De plus, la loi sur le Tabac [L.R.Q. chapitreT-0.01] prévoit à son article 2, par. 7°, qu’il est interdit de fumer dans « les aires communes des immeubles d’habitation comportant six logements ou plus, que ces immeubles soient détenus en copropriété ou non ». C’est dire que le législateur n’a jamais interdit aux locataires de fumer à l’intérieur d’un logement résidentiel, même dans les grands immeubles alors que seuls les espaces publics sont visés.

Conséquemment, même si la démarche des locateurs est compréhensible, le tribunal considère que la modification demandée constitue une atteinte sérieuse au droit au maintien dans les lieux des locataires qui ont droit au respect de leur vie privée à l’intérieur de leur logement.»

[37] De ce qui précède et cette constatation étant juste, le soussigné fait sien l’opinion de Me Jean-Yves Landry sur ce point et estime que les faits et les arguments de la locatrice sont insuffisants en ce qui concerne la modification demandée quant à interdire au locataire de fumer dans le logement loué et ne convainquent pas le Tribunal et ne permettent pas de lui accorder la modification demandée.

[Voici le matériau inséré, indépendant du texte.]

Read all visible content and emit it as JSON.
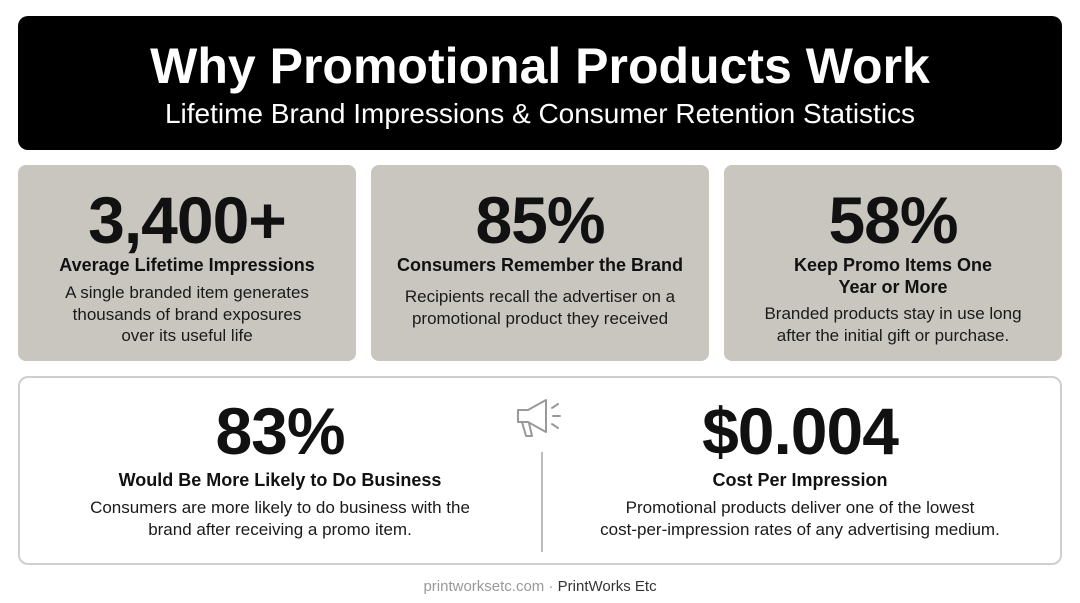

À la lumière de cette jurisprudence et des principes applicables, la greffière spéciale Pelletier a conclu que la modification au bail demandée par le locateur portait atteinte au droit au maintien dans les lieux des locataires et qu’il n’était pas impossible, irréaliste ou inapproprié de maintenir cette condition du bail. En conséquence, la demande de modification du locateur relativement à l’interdiction de fumer à l’intérieur du logement a été rejetée.

Espérons que le présent billet vous a éclairé sur l’état du droit en matière d’interdiction de fumer dans un logement, une question qui risque de faire couler encore beaucoup d’encre. 

Références

  • Koretski c. Fowler (C.Q., 2008-04-17), 2008 QCCQ 2534, SOQUIJ AZ-50486656, J.E. 2008-914, [2008] R.J.Q. 1155.
  • Drescher c. Boucher (R.D.L., 2016-11-29), 2016 QCRDL 40730, SOQUIJ AZ-51347602, 2017EXP-399.
  • Ladouceur c. Lebel (R.D.L., 2016-05-16), 2016 QCRDL 17138, SOQUIJ AZ-51288915, 2016EXP-2517.
  • Morin c. Vallières (R.D.L., 2015-02-06), 2015 QCRDL 3809, SOQUIJ AZ-51148296.